Wu, CJ, Wang, L, Li, X, Wang, CX, Ma, JP, Xia, XS
Zhonghua xin xue guan bing za zhi. 2012;(12):1003-8
Abstract
OBJECTIVE To investigate the impact of adding folic acid, vitamin B(12) and probucol to standard antihypertensive medication on plasma homocysteine (Hcy) and asymmetric dimethylarginine (ADMA), serum NO and eNOS of essential hypertensive patients. METHOD A total of 120 patients with hypertension were randomly divided to three groups (n = 40 each): group 1 (standard medication), group 2 (adding folic acid 5 mg/day and vitamin B(12) 500 µg twice daily) and group 3 (adding folic acid 5 mg/day and vitamin B(12) 500 µg twice daily and probucol 500 mg twice daily). Plasma Hcy and ADMA, serum NO and eNOS levels were observed at baseline, 2 and 12 weeks after various therapy. RESULTS In group 1, concentrations of plasma Hcy [(23.06 ± 14.15) µmol/L, (23.67 ± 12.31) µmol/L, (23.25 ± 11.64) µmol/L], ADMA [(0.21 ± 0.12) µmol/L, (0.23 ± 0.13) µmol/L, (0.21 ± 0.09) µmol/L] and serum NO [(64.14 ± 15.07) µmol/L, (65.29 ± 15.04) µmol/L, (65.32 ± 13.58) µmol/L], eNOS [(20.02 ± 4.50) µg/L, (20.79 ± 4.03) µg/L, (19.82 ± 5.70) µg/L] remained unchanged during the 12 weeks therapy (all P > 0.05).

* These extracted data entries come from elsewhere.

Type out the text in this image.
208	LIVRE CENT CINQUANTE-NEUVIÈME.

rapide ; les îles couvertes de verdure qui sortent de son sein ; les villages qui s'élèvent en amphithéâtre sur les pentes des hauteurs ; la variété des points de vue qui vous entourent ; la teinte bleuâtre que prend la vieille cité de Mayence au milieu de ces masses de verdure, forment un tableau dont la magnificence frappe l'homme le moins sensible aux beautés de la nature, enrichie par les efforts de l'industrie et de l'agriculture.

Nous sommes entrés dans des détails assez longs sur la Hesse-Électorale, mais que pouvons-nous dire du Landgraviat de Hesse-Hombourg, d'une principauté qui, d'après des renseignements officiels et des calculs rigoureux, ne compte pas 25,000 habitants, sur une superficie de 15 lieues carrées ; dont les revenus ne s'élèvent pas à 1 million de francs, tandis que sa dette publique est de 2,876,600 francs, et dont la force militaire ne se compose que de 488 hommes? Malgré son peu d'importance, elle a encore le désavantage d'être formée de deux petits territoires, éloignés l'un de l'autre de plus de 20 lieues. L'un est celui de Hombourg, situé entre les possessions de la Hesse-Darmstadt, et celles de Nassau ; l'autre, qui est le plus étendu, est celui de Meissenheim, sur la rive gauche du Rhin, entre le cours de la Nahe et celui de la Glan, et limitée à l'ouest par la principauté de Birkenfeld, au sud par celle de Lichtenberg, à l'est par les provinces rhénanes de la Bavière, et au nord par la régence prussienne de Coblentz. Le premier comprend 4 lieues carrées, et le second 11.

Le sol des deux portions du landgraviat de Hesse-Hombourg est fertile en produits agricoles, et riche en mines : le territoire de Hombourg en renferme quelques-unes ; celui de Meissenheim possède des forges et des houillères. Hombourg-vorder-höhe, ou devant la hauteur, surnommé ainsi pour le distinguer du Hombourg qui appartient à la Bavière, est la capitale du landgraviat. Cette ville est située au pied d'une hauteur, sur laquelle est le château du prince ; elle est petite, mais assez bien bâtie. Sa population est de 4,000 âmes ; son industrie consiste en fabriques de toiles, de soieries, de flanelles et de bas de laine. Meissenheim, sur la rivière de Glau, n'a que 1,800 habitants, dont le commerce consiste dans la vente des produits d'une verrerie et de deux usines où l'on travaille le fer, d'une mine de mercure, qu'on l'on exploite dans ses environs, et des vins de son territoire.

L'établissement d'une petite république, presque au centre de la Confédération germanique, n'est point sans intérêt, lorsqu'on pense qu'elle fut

In group 2, concentrations of plasma Hcy [(12.54 ± 6.49) µmol/L] and ADMA[(0.18 ± 0.07) µmol/L] were significantly decreased after the treatment of 12 weeks than the treatment baseline value [(21.51 ± 7.82) µmol/L, (0.20 ± 0.12) µmol/L] and 2 weeks value[(19.38 ± 8.14) µmol/L, (0.21 ± 0.12) µmol/L], however the concentrations of serum NO and eNOS showed contrary results of the Hcy and ADMA's. (all P < 0.05). In group 3, similar changes occurred at 2 weeks after therapy (P < 0.05 2 weeks vs. baseline and 12 weeks vs. 2 weeks). Plasma ADMA level was positively correlated with Hcy at baseline (r = 0.546, P < 0.05). CONCLUSIONS Supplementation of folic acid, VitB(12) and/or probucol helps to improve endothelial function and reduce plasma Hcy and ADMA levels in patients with hypertension.